The roading network proposed in this Plan became the blueprint for many decades of motorways to come. This was largely based on the assumption that most future travel would be on the roads and that simply not enough people would use the rail network to justify investment in it. Of course this became a self-fulfilling prophecy as the rail system was left to decline for the next 50 years while a modern motorway network was built. It was the genesis of the ‘motorway noose’ that now surround’s Auckland’s city centre – which is also said to have been about encouraging enough people to use the Harbour Bridge to pay the tolls:
Fortunately the Dominion Road motorway (other than the New North Rd interchange and parts of Ian McKinnon Dr), the Eastern Motorway and the Quay Street elevated motorway were never built, but most of the rest of the motorway system proposed in this plan has ended up being built.
Many of the impacts from building these new motorways were laughably under-estimated by the plan. For example the property impacts of driving motorways through the inner suburbs have turned out to be quite a lot more severe than what was shown in these plans.
Perhaps unsurprisingly, the rail spur proposed as a cheaper option to the Morningside Deviation (basically the only rail investment proposed in the plan) was never built.
The map is a little bit tricky to read, but effectively the line would have extended in a spur from the old Auckland Railway Station, underneath Albert Park and then with an underground station beneath a bit of Albert Park with the main entrance being basically underneath where the Victoria Street carpark is now located.
Somewhat infamously, future mayor and rail advocate Sir Dove-Myer Robinson actually moved the resolution for the plan to be passed, which apparently haunted him for decades to come. After its approval, implementation commenced quickly and Auckland’s motorway network grew rapidly from the mid-1950s onwards. In fact, not too many years later another plan, prepared by the American firm De Leuw Cather, was prepared that included even more motorways:
Critically, De Leuw Cather produced a second report saying how essential it was to complement these road improvements with high quality rapid transit. In fact they made it really clear how important high quality rapid transit was to having a successful integrated transport system.
The system they proposed was quite extensive and would have seen the modernisation of Auckland’s rail network decades before it finally happened.
Again only the motorway parts of these plans were ever progressed during the second half of the 20th century. This led to an explosion of the use of private vehicles and correspondingly public transport use plummeted – aside from a period during the 1970s and 1980s when oil crises and rapid inflation pushed up fuel prices and people got back on the bus. Public transport use wouldn’t bottom out until the mid-1990s.

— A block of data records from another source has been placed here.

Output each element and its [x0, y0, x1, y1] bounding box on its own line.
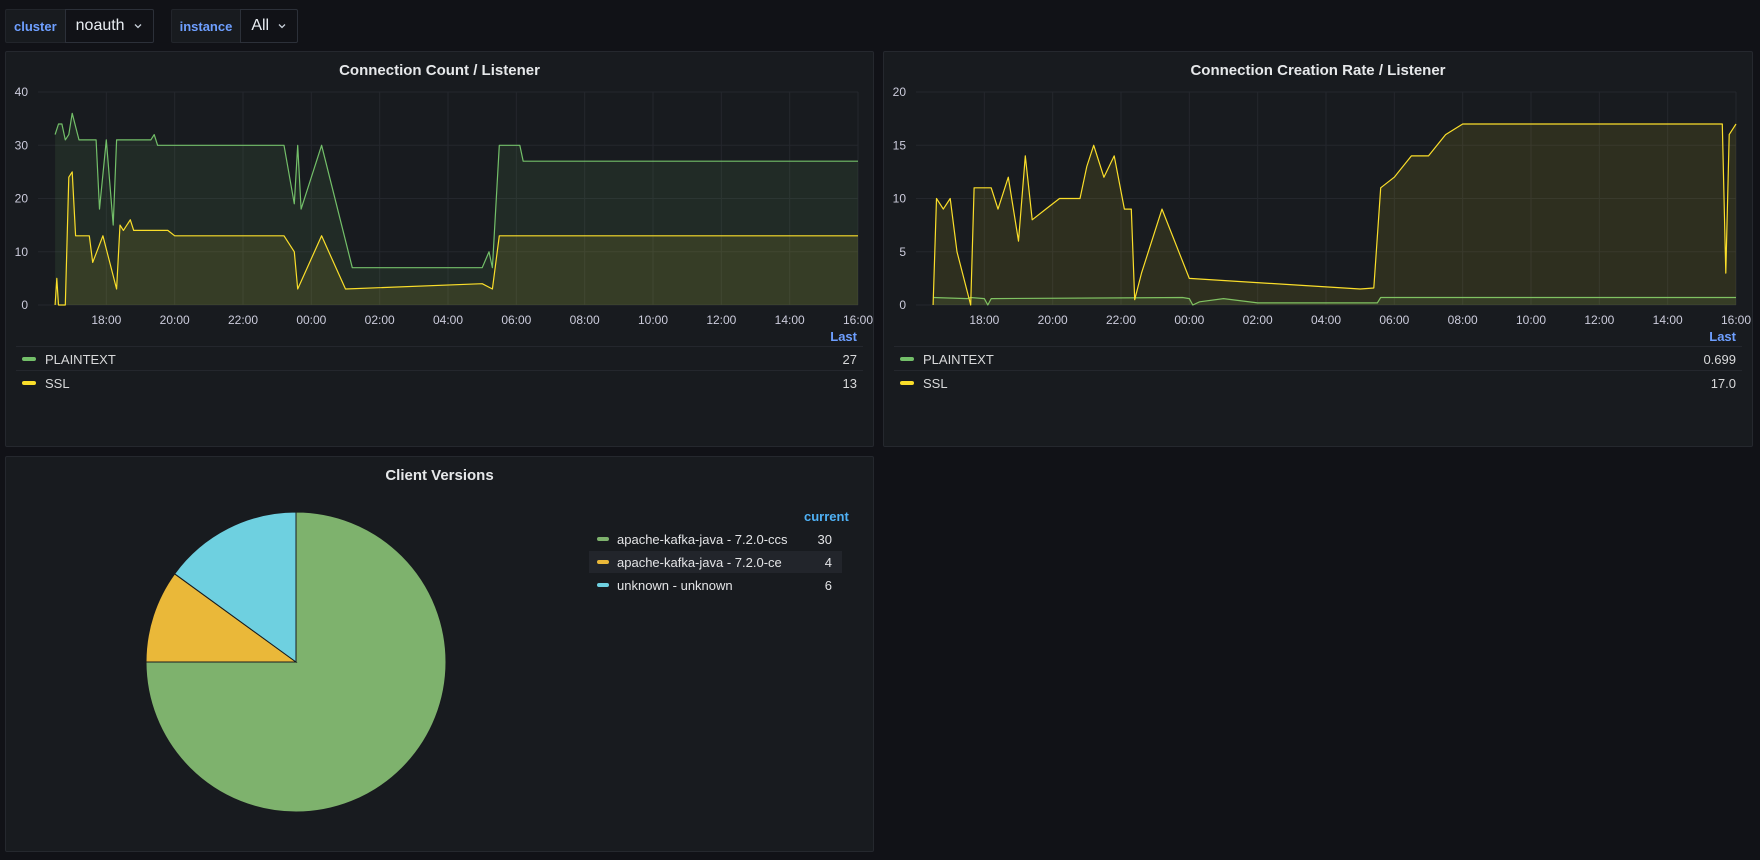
x-tick-label: 20:00 — [1038, 313, 1068, 327]
legend-name: unknown - unknown — [617, 577, 733, 593]
legend-header-current[interactable]: current — [804, 509, 849, 524]
legend-value: 0.699 — [1703, 351, 1736, 367]
series-area-ssl — [55, 171, 859, 305]
legend-name: apache-kafka-java - 7.2.0-ce — [617, 554, 782, 570]
panel-connection-rate[interactable]: Connection Creation Rate / Listener 0 5 10… — [883, 51, 1753, 447]
x-tick-label: 00:00 — [1174, 313, 1204, 327]
legend-value: 27 — [842, 351, 857, 367]
instance-select-value: All — [251, 17, 270, 34]
connection-rate-chart[interactable]: 0 5 10 15 20 18:00 20:00 22:00 00:00 02:00 04:00 06… — [884, 52, 1754, 342]
x-tick-label: 08:00 — [1448, 313, 1478, 327]
legend-value: 6 — [824, 577, 832, 593]
legend-swatch — [597, 537, 609, 541]
legend-name: SSL — [45, 375, 70, 391]
pie-slice[interactable] — [173, 511, 297, 663]
legend-swatch — [900, 357, 914, 361]
x-tick-label: 06:00 — [1379, 313, 1409, 327]
series-line-plaintext — [54, 112, 858, 269]
panel-title: Client Versions — [385, 467, 494, 484]
pie-legend-item[interactable]: unknown - unknown 6 — [589, 574, 842, 596]
x-tick-label: 18:00 — [969, 313, 999, 327]
series-area-plaintext — [933, 297, 1736, 305]
y-tick-label: 30 — [15, 138, 29, 152]
x-tick-label: 22:00 — [1106, 313, 1136, 327]
legend-value: 17.0 — [1710, 375, 1736, 391]
x-tick-label: 12:00 — [1584, 313, 1614, 327]
legend-name: SSL — [923, 375, 948, 391]
y-tick-label: 20 — [893, 85, 907, 99]
x-tick-label: 02:00 — [365, 313, 395, 327]
legend-swatch — [22, 381, 36, 385]
pie-legend-item[interactable]: apache-kafka-java - 7.2.0-ccs 30 — [589, 528, 842, 550]
x-tick-label: 08:00 — [570, 313, 600, 327]
x-tick-label: 22:00 — [228, 313, 258, 327]
client-versions-pie-chart[interactable] — [6, 457, 875, 853]
series-line-ssl — [54, 171, 858, 306]
x-tick-label: 16:00 — [843, 313, 873, 327]
series-area-ssl — [933, 124, 1736, 305]
legend-name: PLAINTEXT — [45, 351, 116, 367]
pie-slice[interactable] — [145, 573, 298, 663]
pie-legend-item[interactable]: apache-kafka-java - 7.2.0-ce 4 — [589, 551, 842, 573]
y-tick-label: 0 — [899, 298, 906, 312]
panel-connection-count[interactable]: Connection Count / Listener 0 10 20 30 40 18:… — [5, 51, 874, 447]
cluster-select-value: noauth — [75, 17, 125, 34]
instance-select[interactable]: All — [240, 9, 299, 43]
series-line-plaintext — [933, 296, 1736, 306]
legend-header-last[interactable]: Last — [830, 329, 857, 344]
series-line-ssl — [932, 123, 1737, 306]
cluster-select[interactable]: noauth — [64, 9, 154, 43]
y-tick-label: 10 — [893, 192, 907, 206]
x-tick-label: 06:00 — [501, 313, 531, 327]
legend-item-plaintext[interactable]: PLAINTEXT 0.699 — [894, 346, 1742, 371]
x-tick-label: 14:00 — [1653, 313, 1683, 327]
legend-item-ssl[interactable]: SSL 13 — [16, 370, 863, 395]
y-tick-label: 10 — [15, 245, 29, 259]
variable-label-instance: instance — [170, 9, 241, 43]
y-tick-label: 15 — [893, 138, 907, 152]
x-tick-label: 00:00 — [296, 313, 326, 327]
chevron-down-icon — [278, 24, 286, 29]
y-tick-label: 0 — [21, 298, 28, 312]
legend-value: 13 — [842, 375, 857, 391]
chevron-down-icon — [134, 24, 142, 29]
x-tick-label: 14:00 — [775, 313, 805, 327]
legend-swatch — [900, 381, 914, 385]
legend-value: 30 — [817, 531, 832, 547]
x-tick-label: 02:00 — [1243, 313, 1273, 327]
connection-count-chart[interactable]: 0 10 20 30 40 18:00 20:00 22:00 00:00 02:00 04:00 0… — [6, 52, 875, 342]
x-tick-label: 16:00 — [1721, 313, 1751, 327]
legend-item-ssl[interactable]: SSL 17.0 — [894, 370, 1742, 395]
legend-swatch — [22, 357, 36, 361]
legend-swatch — [597, 560, 609, 564]
legend-swatch — [597, 583, 609, 587]
x-tick-label: 20:00 — [160, 313, 190, 327]
x-tick-label: 04:00 — [433, 313, 463, 327]
y-tick-label: 5 — [899, 245, 906, 259]
panel-client-versions[interactable]: Client Versions current apache-kafka-jav… — [5, 456, 874, 852]
x-tick-label: 10:00 — [638, 313, 668, 327]
variables-bar: cluster noauth instance All — [5, 9, 299, 43]
legend-value: 4 — [824, 554, 832, 570]
panel-title: Connection Creation Rate / Listener — [1190, 62, 1446, 79]
y-tick-label: 20 — [15, 192, 29, 206]
variable-label-cluster: cluster — [5, 9, 65, 43]
x-tick-label: 10:00 — [1516, 313, 1546, 327]
x-tick-label: 12:00 — [706, 313, 736, 327]
legend-name: apache-kafka-java - 7.2.0-ccs — [617, 531, 788, 547]
y-tick-label: 40 — [15, 85, 29, 99]
panel-title: Connection Count / Listener — [339, 62, 540, 79]
legend-item-plaintext[interactable]: PLAINTEXT 27 — [16, 346, 863, 371]
x-tick-label: 18:00 — [91, 313, 121, 327]
pie-slice[interactable] — [145, 511, 447, 813]
legend-name: PLAINTEXT — [923, 351, 994, 367]
legend-header-last[interactable]: Last — [1709, 329, 1736, 344]
x-tick-label: 04:00 — [1311, 313, 1341, 327]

Now it’s unlikely that Auckland would have completely escaped the automobile age, especially during the late 20th century when petrol was cheap, roads were empty and climate change was barely thought of. But it does seem likely that Auckland could have had a less extreme transport revolution in the 1950s. Perhaps one where some of the tram routes were retained, like Melbourne and Toronto managed. Or one where rail networks were modernised, like happened in most Australian cities as well as even numerous American cities (Washington DC, Atlanta & San Francisco all built major transit systems). Perhaps Auckland could have routed its motorways away from the city – like was originally planned in the late 1940s.
Sadly none of that happened, which means that for all the progress we have made over the past decade or so, much has simply been ‘catching up’. Auckland’s previous transport revolution casts a long shadow on us all.